NagiosEnterprises / ncpa

Nagios Cross-Platform Agent
Other
176 stars 95 forks source link

Hung hard NFS mounts breaks the listener #997

Closed jd-daniels closed 9 months ago

jd-daniels commented 9 months ago

ncpa-2.4.1-1

I saw a couple references to this in closed issues, but the provided fix doesn't seem to work, at least for me. When you have an NFS mount that is mounted 'hard' and it gets hung. NCPA will stop replying to all checks. I can produce this simply by hard mounting NFS, then blocking the IP of the NFS server. Then all checks fail with exceeded timeouts.

I have already excluded nfs and nfs4 in my ncpa.cfg. nfs4 is what this particular mount shows up as.

exclude_fs_types = "aufs, autofs, binfmt_misc, cifs, cgroup, configfs, debugfs, devpts, devtmpfs, encryptfs efivarfs, fuse, hugetlbfs, mqueue, nfs, overlayfs, proc, pstore, rpc_pipefs, securityfs, selinuxfs, smb, sysfs, tmpfs, tracefs, nfs4"

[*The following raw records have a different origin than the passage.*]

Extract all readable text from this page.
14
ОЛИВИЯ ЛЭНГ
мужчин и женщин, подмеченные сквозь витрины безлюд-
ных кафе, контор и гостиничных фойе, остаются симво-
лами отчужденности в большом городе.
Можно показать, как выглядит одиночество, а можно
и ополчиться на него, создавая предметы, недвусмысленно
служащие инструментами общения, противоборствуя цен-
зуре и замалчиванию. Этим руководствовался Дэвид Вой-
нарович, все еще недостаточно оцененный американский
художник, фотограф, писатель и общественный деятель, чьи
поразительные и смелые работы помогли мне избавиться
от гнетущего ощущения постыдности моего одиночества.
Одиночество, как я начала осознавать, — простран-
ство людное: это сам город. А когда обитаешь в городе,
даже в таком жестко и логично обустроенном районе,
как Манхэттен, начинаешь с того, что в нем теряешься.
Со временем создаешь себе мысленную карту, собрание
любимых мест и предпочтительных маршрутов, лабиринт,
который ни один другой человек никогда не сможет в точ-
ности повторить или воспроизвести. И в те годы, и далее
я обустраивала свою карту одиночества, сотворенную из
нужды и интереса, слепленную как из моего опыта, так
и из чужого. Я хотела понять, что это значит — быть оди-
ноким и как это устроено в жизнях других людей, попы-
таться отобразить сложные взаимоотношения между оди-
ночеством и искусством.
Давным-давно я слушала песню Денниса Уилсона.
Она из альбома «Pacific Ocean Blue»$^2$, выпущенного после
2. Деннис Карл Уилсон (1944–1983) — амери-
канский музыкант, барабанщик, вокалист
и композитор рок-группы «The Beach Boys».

Tried the above with/without quotes, also without spaces between commas.

In fact, when I try to bounce the listener in this state, I have to send a SIGKILL because it's stuck in uninterruptible sleep state. Systemctl won't restart it.

nagios 4903 0.0 0.6 215348 49656 ? Dsl 09:33 0:00 /usr/local/ncpa/ncpa_listener -n

With an strace on the ncpa_listener, I can see it trying to stat the hung mountpoint: [pid 5347] statfs("/mnt/tmp",

MrPippin66 commented 9 months ago

Do you have "all_partitions" option set to 0?